Mrs. Joe Pastry Speaks

Allow me to introduce myself, I am Jo Pastry. I rarely appear on this site, and then mostly as the butt of one of my husband’s snide remarks. However after reading yesterday’s post on the history of the “health” muffin, I decided it was high time I put up a post of my own. Though I am not a regular baker, I have been making my share of muffins the last several months, most of them out of the book Deceptively Delicious by Jessica Seinfeld.

However I haven’t been especially happy about it. In fact I’ve been trying to figure out just what it is that bothers me about this new trend in feeding kids, i.e. hiding good-for-you ingredients in packages kids will find appealing (as Joe has I’m sure mentioned, we have two children, both girls, ages 4 and 1). This morning, as I set out to make a batch of Jessica’s “Peanut Butter & Jelly Muffins”, which feature carrots, it hit me. Cooking this way undermines my two main purposes in the kitchen: including the kids in the food preparation process and teaching them to like strange foods.

I’m no Joe Pastry, which means I am neither quick nor efficient in the kitchen, so when I take on a cooking project I like to make it a group effort. This is especially true when I make pancakes or muffins. Josephine always accompanies me, at least when she gets to be in charge of adding ingredients to the bowl and stirring the batter. However when she saw me measuring out the pureed carrots for our batch of deceptive PB & J muffins, she threw a fit. “Daddy doesn’t put carrots in my muffins!” she complained. Kids, I thought to myself, they’re a lot smarter than we think.

Of course when the muffins cooled, little Josephine barely touched hers, save for licking some of the jam off the top — but then she knew what was in them! Personally I thought the muffins tasted great (though I confess they did have the gumminess and weight of a too-healthy snack), so I froze the rest hoping that one day soon Josephine will forget about the carrots (fat chance), or maybe Joe will eat them for midnight snacks.

Much of my disappointment comes from the fact that I yearn for my children to become adventurous eaters.
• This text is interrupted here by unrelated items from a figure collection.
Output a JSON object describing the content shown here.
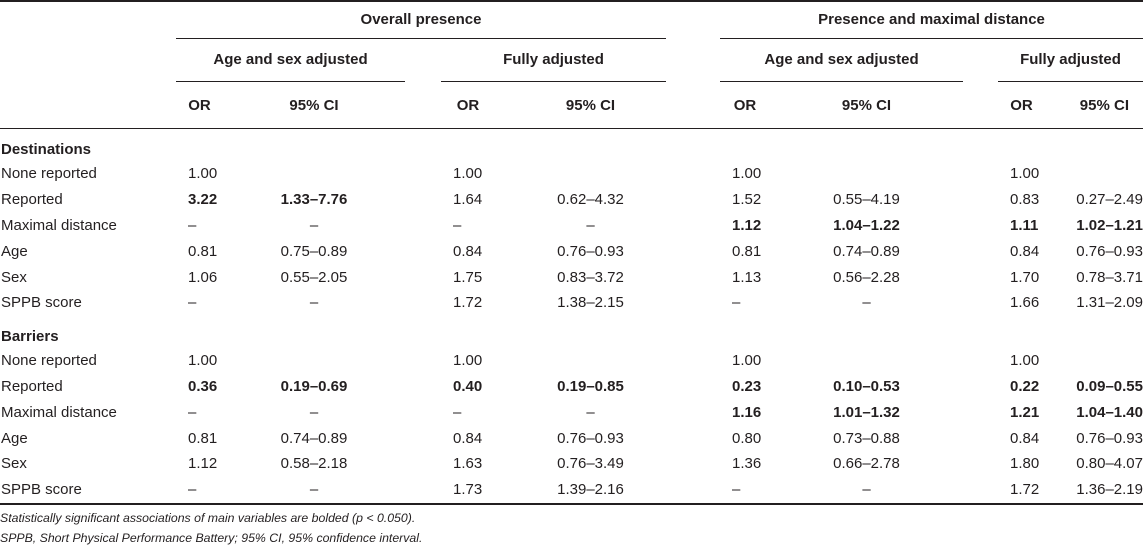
{
  "header": {
    "group1": "Overall presence",
    "group2": "Presence and maximal distance",
    "sub1": "Age and sex adjusted",
    "sub2": "Fully adjusted",
    "sub3": "Age and sex adjusted",
    "sub4": "Fully adjusted",
    "or": "OR",
    "ci": "95% CI"
  },
  "sections": [
    {
      "title": "Destinations",
      "rows": [
        {
          "label": "None reported",
          "cells": [
            "1.00",
            "",
            "1.00",
            "",
            "1.00",
            "",
            "1.00",
            ""
          ],
          "bold": [
            false,
            false,
            false,
            false,
            false,
            false,
            false,
            false
          ]
        },
        {
          "label": "Reported",
          "cells": [
            "3.22",
            "1.33–7.76",
            "1.64",
            "0.62–4.32",
            "1.52",
            "0.55–4.19",
            "0.83",
            "0.27–2.49"
          ],
          "bold": [
            true,
            true,
            false,
            false,
            false,
            false,
            false,
            false
          ]
        },
        {
          "label": "Maximal distance",
          "cells": [
            "–",
            "–",
            "–",
            "–",
            "1.12",
            "1.04–1.22",
            "1.11",
            "1.02–1.21"
          ],
          "bold": [
            false,
            false,
            false,
            false,
            true,
            true,
            true,
            true
          ]
        },
        {
          "label": "Age",
          "cells": [
            "0.81",
            "0.75–0.89",
            "0.84",
            "0.76–0.93",
            "0.81",
            "0.74–0.89",
            "0.84",
            "0.76–0.93"
          ],
          "bold": [
            false,
            false,
            false,
            false,
            false,
            false,
            false,
            false
          ]
        },
        {
          "label": "Sex",
          "cells": [
            "1.06",
            "0.55–2.05",
            "1.75",
            "0.83–3.72",
            "1.13",
            "0.56–2.28",
            "1.70",
            "0.78–3.71"
          ],
          "bold": [
            false,
            false,
            false,
            false,
            false,
            false,
            false,
            false
          ]
        },
        {
          "label": "SPPB score",
          "cells": [
            "–",
            "–",
            "1.72",
            "1.38–2.15",
            "–",
            "–",
            "1.66",
            "1.31–2.09"
          ],
          "bold": [
            false,
            false,
            false,
            false,
            false,
            false,
            false,
            false
          ]
        }
      ]
    },
    {
      "title": "Barriers",
      "rows": [
        {
          "label": "None reported",
          "cells": [
            "1.00",
            "",
            "1.00",
            "",
            "1.00",
            "",
            "1.00",
            ""
          ],
          "bold": [
            false,
            false,
            false,
            false,
            false,
            false,
            false,
            false
          ]
        },
        {
          "label": "Reported",
          "cells": [
            "0.36",
            "0.19–0.69",
            "0.40",
            "0.19–0.85",
            "0.23",
            "0.10–0.53",
            "0.22",
            "0.09–0.55"
          ],
          "bold": [
            true,
            true,
            true,
            true,
            true,
            true,
            true,
            true
          ]
        },
        {
          "label": "Maximal distance",
          "cells": [
            "–",
            "–",
            "–",
            "–",
            "1.16",
            "1.01–1.32",
            "1.21",
            "1.04–1.40"
          ],
          "bold": [
            false,
            false,
            false,
            false,
            true,
            true,
            true,
            true
          ]
        },
        {
          "label": "Age",
          "cells": [
            "0.81",
            "0.74–0.89",
            "0.84",
            "0.76–0.93",
            "0.80",
            "0.73–0.88",
            "0.84",
            "0.76–0.93"
          ],
          "bold": [
            false,
            false,
            false,
            false,
            false,
            false,
            false,
            false
          ]
        },
        {
          "label": "Sex",
          "cells": [
            "1.12",
            "0.58–2.18",
            "1.63",
            "0.76–3.49",
            "1.36",
            "0.66–2.78",
            "1.80",
            "0.80–4.07"
          ],
          "bold": [
            false,
            false,
            false,
            false,
            false,
            false,
            false,
            false
          ]
        },
        {
          "label": "SPPB score",
          "cells": [
            "–",
            "–",
            "1.73",
            "1.39–2.16",
            "–",
            "–",
            "1.72",
            "1.36–2.19"
          ],
          "bold": [
            false,
            false,
            false,
            false,
            false,
            false,
            false,
            false
          ]
        }
      ]
    }
  ],
  "notes": {
    "line1": "Statistically significant associations of main variables are bolded (p < 0.050).",
    "line2": "SPPB, Short Physical Performance Battery; 95% CI, 95% confidence interval."
  }
}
I confess I seethed with jealousy over last week’s New York Times food section article “Scorpions for Breakfast and Snails for Dinner.” It was written by a fellow who lives in Beijing, where his children eat pickled turnips in nursery school. It was interesting, but in the end not very helpful. Mostly the author just bragged and wagged his finger: “My children eat anything. My 9-year-old daughter reaches for second helpings of spinach, and when we eat out I have to stop her brother, now 13, from showing off the weird things he’ll consume by ordering goat testicles.” Well goodie for you!

But in absence of moving to Beijing or force-feeding Josephine those darn Seinfeld carrot muffins, where do I go from here? What’s a poor Kentuckian whose daughters love rainbow goldfish to do? I suppose just keep on cooking (and baking) in hopes the children will one day take an interest in things they don’t see on TV or on a typical school menu. Eventually they’ll have to start liking a greater variety of foods (won’t they?). For now though I’m giving up the deceptions, since I’ve come to see that healthy eating is more than a few spoonfuls of beet puree, which are only incidentally nutritious. Healthy eating is a habit that lasts a lifetime, and it’s one that parents have a responsibility to teach.